- The Washington Times - Monday, October 23, 2006

Mrs. Macaca’

Supporters of Virginia Sen. George Allen — or perhaps in this case we should say supporters of his wife, Susan Allen — are outraged by a letter to the editor from Jan Falk of Fairfax Station, published Thursday in the Centre View newspaper in Centreville.

“If this is how she is teaching her children to talk to people, then I can only feel sorry for her children and her family,” one Allen supporter said of the letter. “What a sad state of affairs when adults are teaching our children to be disrespectful to those we may not agree with.”

Mrs. Falk’s letter, “True Story About ‘Mrs. Macaca,’” reads in part:

“To the Editor: We had an interesting experience at Clifton Day this year. Myself, my 11-year-old son and a friend were walking up the street in the big crowd when we encountered Mrs. George Allen and her entourage …

“We are a very political family and we talk politics around the breakfast and dinner table on a daily basis. For some reason, Mrs. Allen introduced herself to my son, who has a sweet ‘howdy-doody’ face with freckles. Here is the exchange:

“Mrs. Allen: ‘I am Mrs. George Allen.’

“My son: ‘You suck.’

“Me: ‘She’s Mrs. Macaca.’

“Mrs. Allen: ‘Oooooo, don’t teach your children to hate.’

“Me: ‘Teach your children to think.’ (We chant) ‘Stop the corruption.’

“And she was whisked away by her handlers. I get the sense, like George W. [Bush], she isn’t used to opposition and the usual crowd is laced, ahead of time, with only supporters. I have never been more proud of my son. We are teaching respect on a case-by-case basis, not on arbitrary parameters having to do with social position or age.”

Mr. Allen is running in a very tight race to keep his Republican Senate seat against Democratic challenger James H. Webb Jr., former secretary of the Navy.

Twisted optimism

“What surprises me” — or so Democratic strategist James Carville observes whenever the conversation centers on Democrats’ chances of retaking both the House and Senate in the midterm elections Nov. 7 — “is how many Republicans themselves are openly talking about how the Democrats stand a good chance of winning.”

“That’s what surprises me,” Mr. Carville told Inside the Beltway over the weekend.

Cause to celebrate

That was Jan Eliasson, until recently the president of the U.N. General Assembly and, until two weeks ago, Sweden’s minister of foreign affairs, dancing up a storm with his beautiful wife, Kerstin, at Nathans in Georgetown on Saturday night.

Cooling down after twirling to Bryan Adams‘ hit “Summer of ‘69,” Mr. Eliasson told Inside the Beltway that the couple was celebrating House of Sweden Inauguration Week.

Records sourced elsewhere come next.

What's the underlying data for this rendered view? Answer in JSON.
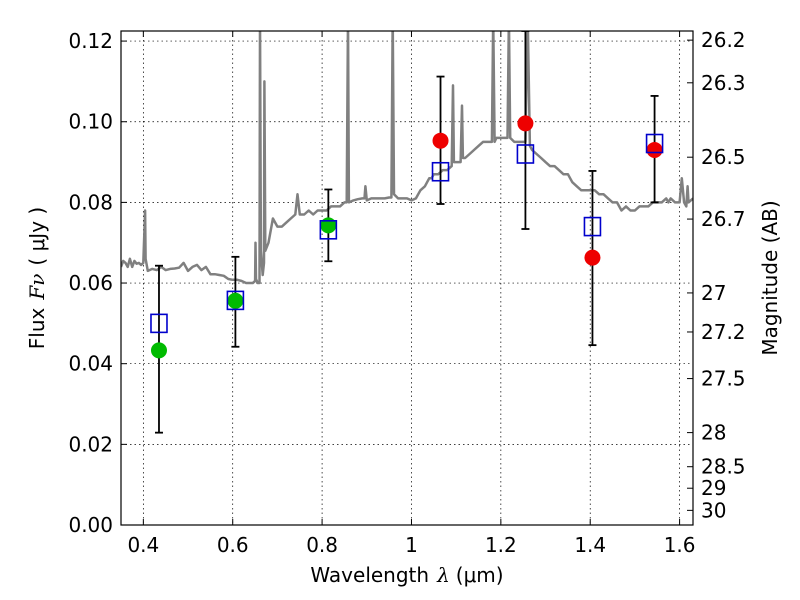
{
  "chart_data": {
    "type": "scatter",
    "xlabel": "Wavelength",
    "xlabel_symbol": "λ",
    "xlabel_unit": "(μm)",
    "ylabel": "Flux",
    "ylabel_symbol": "Fν",
    "ylabel_unit": "( μJy )",
    "y2label": "Magnitude (AB)",
    "xlim": [
      0.35,
      1.63
    ],
    "ylim": [
      0.0,
      0.1225
    ],
    "grid": true,
    "x_ticks": [
      0.4,
      0.6,
      0.8,
      1.0,
      1.2,
      1.4,
      1.6
    ],
    "x_tick_labels": [
      "0.4",
      "0.6",
      "0.8",
      "1",
      "1.2",
      "1.4",
      "1.6"
    ],
    "y_ticks": [
      0.0,
      0.02,
      0.04,
      0.06,
      0.08,
      0.1,
      0.12
    ],
    "y_tick_labels": [
      "0.00",
      "0.02",
      "0.04",
      "0.06",
      "0.08",
      "0.10",
      "0.12"
    ],
    "y2_ticks": [
      {
        "mag": 26.2,
        "label": "26.2"
      },
      {
        "mag": 26.3,
        "label": "26.3"
      },
      {
        "mag": 26.5,
        "label": "26.5"
      },
      {
        "mag": 26.7,
        "label": "26.7"
      },
      {
        "mag": 27.0,
        "label": "27"
      },
      {
        "mag": 27.2,
        "label": "27.2"
      },
      {
        "mag": 27.5,
        "label": "27.5"
      },
      {
        "mag": 28.0,
        "label": "28"
      },
      {
        "mag": 28.5,
        "label": "28.5"
      },
      {
        "mag": 29.0,
        "label": "29"
      },
      {
        "mag": 30.0,
        "label": "30"
      }
    ],
    "observed": [
      {
        "x": 0.435,
        "y": 0.0433,
        "err_low": 0.0229,
        "err_high": 0.0643,
        "color": "#00bb00"
      },
      {
        "x": 0.606,
        "y": 0.0556,
        "err_low": 0.0442,
        "err_high": 0.0665,
        "color": "#00bb00"
      },
      {
        "x": 0.814,
        "y": 0.0743,
        "err_low": 0.0654,
        "err_high": 0.0832,
        "color": "#00bb00"
      },
      {
        "x": 1.065,
        "y": 0.0953,
        "err_low": 0.0796,
        "err_high": 0.1112,
        "color": "#ee0000"
      },
      {
        "x": 1.255,
        "y": 0.0996,
        "err_low": 0.0734,
        "err_high": 0.1225,
        "color": "#ee0000"
      },
      {
        "x": 1.405,
        "y": 0.0663,
        "err_low": 0.0446,
        "err_high": 0.0878,
        "color": "#ee0000"
      },
      {
        "x": 1.544,
        "y": 0.093,
        "err_low": 0.08,
        "err_high": 0.1064,
        "color": "#ee0000"
      }
    ],
    "model_photometry": [
      {
        "x": 0.435,
        "y": 0.05
      },
      {
        "x": 0.606,
        "y": 0.0557
      },
      {
        "x": 0.814,
        "y": 0.0732
      },
      {
        "x": 1.065,
        "y": 0.0876
      },
      {
        "x": 1.255,
        "y": 0.092
      },
      {
        "x": 1.405,
        "y": 0.074
      },
      {
        "x": 1.544,
        "y": 0.0946
      }
    ],
    "model_spectrum": {
      "color": "#808080",
      "points": [
        [
          0.35,
          0.064
        ],
        [
          0.355,
          0.0655
        ],
        [
          0.36,
          0.065
        ],
        [
          0.365,
          0.064
        ],
        [
          0.37,
          0.066
        ],
        [
          0.375,
          0.064
        ],
        [
          0.38,
          0.0655
        ],
        [
          0.385,
          0.0648
        ],
        [
          0.39,
          0.065
        ],
        [
          0.395,
          0.0645
        ],
        [
          0.4,
          0.065
        ],
        [
          0.403,
          0.075
        ],
        [
          0.404,
          0.078
        ],
        [
          0.405,
          0.066
        ],
        [
          0.41,
          0.063
        ],
        [
          0.42,
          0.0635
        ],
        [
          0.43,
          0.0632
        ],
        [
          0.44,
          0.064
        ],
        [
          0.45,
          0.0632
        ],
        [
          0.46,
          0.0635
        ],
        [
          0.47,
          0.0636
        ],
        [
          0.48,
          0.0638
        ],
        [
          0.49,
          0.065
        ],
        [
          0.5,
          0.063
        ],
        [
          0.51,
          0.064
        ],
        [
          0.52,
          0.0645
        ],
        [
          0.53,
          0.0632
        ],
        [
          0.54,
          0.064
        ],
        [
          0.55,
          0.0622
        ],
        [
          0.56,
          0.0622
        ],
        [
          0.57,
          0.062
        ],
        [
          0.58,
          0.0618
        ],
        [
          0.59,
          0.061
        ],
        [
          0.6,
          0.0608
        ],
        [
          0.61,
          0.0608
        ],
        [
          0.62,
          0.0605
        ],
        [
          0.63,
          0.06
        ],
        [
          0.64,
          0.06
        ],
        [
          0.645,
          0.06
        ],
        [
          0.65,
          0.0605
        ],
        [
          0.651,
          0.07
        ],
        [
          0.652,
          0.061
        ],
        [
          0.656,
          0.06
        ],
        [
          0.66,
          0.06
        ],
        [
          0.661,
          0.126
        ],
        [
          0.663,
          0.068
        ],
        [
          0.667,
          0.062
        ],
        [
          0.67,
          0.065
        ],
        [
          0.671,
          0.11
        ],
        [
          0.673,
          0.068
        ],
        [
          0.68,
          0.07
        ],
        [
          0.69,
          0.076
        ],
        [
          0.7,
          0.074
        ],
        [
          0.71,
          0.074
        ],
        [
          0.72,
          0.075
        ],
        [
          0.73,
          0.076
        ],
        [
          0.74,
          0.077
        ],
        [
          0.745,
          0.082
        ],
        [
          0.75,
          0.077
        ],
        [
          0.76,
          0.077
        ],
        [
          0.77,
          0.078
        ],
        [
          0.78,
          0.077
        ],
        [
          0.79,
          0.078
        ],
        [
          0.8,
          0.078
        ],
        [
          0.81,
          0.078
        ],
        [
          0.82,
          0.079
        ],
        [
          0.83,
          0.079
        ],
        [
          0.84,
          0.079
        ],
        [
          0.85,
          0.08
        ],
        [
          0.855,
          0.08
        ],
        [
          0.858,
          0.126
        ],
        [
          0.86,
          0.08
        ],
        [
          0.87,
          0.0805
        ],
        [
          0.88,
          0.0808
        ],
        [
          0.89,
          0.081
        ],
        [
          0.895,
          0.081
        ],
        [
          0.897,
          0.084
        ],
        [
          0.9,
          0.0805
        ],
        [
          0.91,
          0.081
        ],
        [
          0.92,
          0.081
        ],
        [
          0.93,
          0.081
        ],
        [
          0.94,
          0.081
        ],
        [
          0.95,
          0.0812
        ],
        [
          0.955,
          0.0812
        ],
        [
          0.958,
          0.126
        ],
        [
          0.961,
          0.082
        ],
        [
          0.97,
          0.081
        ],
        [
          0.98,
          0.081
        ],
        [
          0.99,
          0.081
        ],
        [
          1.0,
          0.0805
        ],
        [
          1.01,
          0.081
        ],
        [
          1.02,
          0.083
        ],
        [
          1.03,
          0.084
        ],
        [
          1.035,
          0.085
        ],
        [
          1.04,
          0.086
        ],
        [
          1.045,
          0.086
        ],
        [
          1.05,
          0.087
        ],
        [
          1.06,
          0.087
        ],
        [
          1.07,
          0.088
        ],
        [
          1.08,
          0.088
        ],
        [
          1.085,
          0.0885
        ],
        [
          1.09,
          0.089
        ],
        [
          1.093,
          0.109
        ],
        [
          1.095,
          0.09
        ],
        [
          1.1,
          0.09
        ],
        [
          1.11,
          0.09
        ],
        [
          1.113,
          0.104
        ],
        [
          1.115,
          0.091
        ],
        [
          1.12,
          0.091
        ],
        [
          1.13,
          0.092
        ],
        [
          1.14,
          0.093
        ],
        [
          1.15,
          0.094
        ],
        [
          1.16,
          0.095
        ],
        [
          1.17,
          0.095
        ],
        [
          1.18,
          0.095
        ],
        [
          1.183,
          0.126
        ],
        [
          1.186,
          0.095
        ],
        [
          1.19,
          0.096
        ],
        [
          1.2,
          0.096
        ],
        [
          1.21,
          0.096
        ],
        [
          1.215,
          0.096
        ],
        [
          1.218,
          0.126
        ],
        [
          1.221,
          0.096
        ],
        [
          1.23,
          0.095
        ],
        [
          1.24,
          0.095
        ],
        [
          1.25,
          0.095
        ],
        [
          1.255,
          0.095
        ],
        [
          1.26,
          0.126
        ],
        [
          1.265,
          0.094
        ],
        [
          1.27,
          0.093
        ],
        [
          1.28,
          0.092
        ],
        [
          1.29,
          0.091
        ],
        [
          1.3,
          0.09
        ],
        [
          1.31,
          0.089
        ],
        [
          1.32,
          0.089
        ],
        [
          1.33,
          0.088
        ],
        [
          1.34,
          0.087
        ],
        [
          1.35,
          0.087
        ],
        [
          1.36,
          0.085
        ],
        [
          1.37,
          0.084
        ],
        [
          1.38,
          0.083
        ],
        [
          1.39,
          0.083
        ],
        [
          1.4,
          0.083
        ],
        [
          1.41,
          0.083
        ],
        [
          1.42,
          0.082
        ],
        [
          1.43,
          0.082
        ],
        [
          1.44,
          0.081
        ],
        [
          1.45,
          0.08
        ],
        [
          1.46,
          0.08
        ],
        [
          1.47,
          0.078
        ],
        [
          1.48,
          0.079
        ],
        [
          1.49,
          0.078
        ],
        [
          1.5,
          0.078
        ],
        [
          1.51,
          0.079
        ],
        [
          1.52,
          0.079
        ],
        [
          1.53,
          0.079
        ],
        [
          1.54,
          0.08
        ],
        [
          1.55,
          0.08
        ],
        [
          1.56,
          0.08
        ],
        [
          1.57,
          0.081
        ],
        [
          1.575,
          0.08
        ],
        [
          1.58,
          0.081
        ],
        [
          1.59,
          0.08
        ],
        [
          1.6,
          0.08
        ],
        [
          1.605,
          0.086
        ],
        [
          1.61,
          0.08
        ],
        [
          1.615,
          0.079
        ],
        [
          1.618,
          0.084
        ],
        [
          1.62,
          0.08
        ],
        [
          1.63,
          0.081
        ]
      ]
    }
  }
}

Two months ago, the Embassy of Sweden moved into the glittering brand new House of Sweden, located along the Georgetown waterfront, within sight of the Kennedy Center.

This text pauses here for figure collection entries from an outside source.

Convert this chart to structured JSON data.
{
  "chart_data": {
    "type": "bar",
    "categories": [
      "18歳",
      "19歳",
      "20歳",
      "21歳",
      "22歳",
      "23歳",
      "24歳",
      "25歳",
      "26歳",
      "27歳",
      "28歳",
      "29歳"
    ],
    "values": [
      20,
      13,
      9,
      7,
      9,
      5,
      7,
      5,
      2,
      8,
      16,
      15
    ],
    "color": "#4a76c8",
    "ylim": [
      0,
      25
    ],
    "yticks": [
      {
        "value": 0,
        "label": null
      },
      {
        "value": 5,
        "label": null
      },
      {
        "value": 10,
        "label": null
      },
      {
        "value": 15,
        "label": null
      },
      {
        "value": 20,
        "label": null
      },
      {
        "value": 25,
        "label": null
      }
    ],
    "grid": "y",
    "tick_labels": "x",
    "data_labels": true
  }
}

As part of the weeklong celebration along the banks of the Potomac River, popular Swedish musicians the Ark and singer-songwriter Anna Ternheim performed yesterday (no, Washington’s cool autumn weather doesn’t bother the Swedes).

But the grand finale of the inauguration is this evening , when Swedish King Carl XVI Gustaf Folke Hubertus and Queen Silvia Sommerlath host a royal gala dinner in the House of Sweden’s Alfred Nobel Hall.

Sweden’s new minister for foreign affairs, Carl Bildt, will be formally introduced at the gala. He already has scheduled several bilateral meetings in connection with the inauguration.

Back in town

His customer list is remarkable, and so is his collection: a world globe purchased by a foreign dignitary forformer President Bill Clinton; a champagne bucket purchased as a wedding gift for Elton John; a necklace once worn by Aretha Franklin.

See them all tomorrow evening at 2922 M St. in Georgetown, when the Keith Lipert Gallery hosts its reopening bash in Georgetown.

“In ancient Egypt, a myth prevailed about the phoenix, a bird that dies in flames, but rises again, in a new form, from the ashes,” the English-accented Mr. Lipert pointed out. “Unusual as it may seem, a transformation not unlike this one has taken place in modern-day society, just this past year, in the heart of Georgetown.”

The shopkeeper first opened his doors in 1994, providing distinct decorative arts and fashion accessories to a customer base that quickly grew to include Washington and Hollywood elite alike. However, a fire destroyed all the gallery’s contents in January. Rebuilt and expanded, it reopened this summer.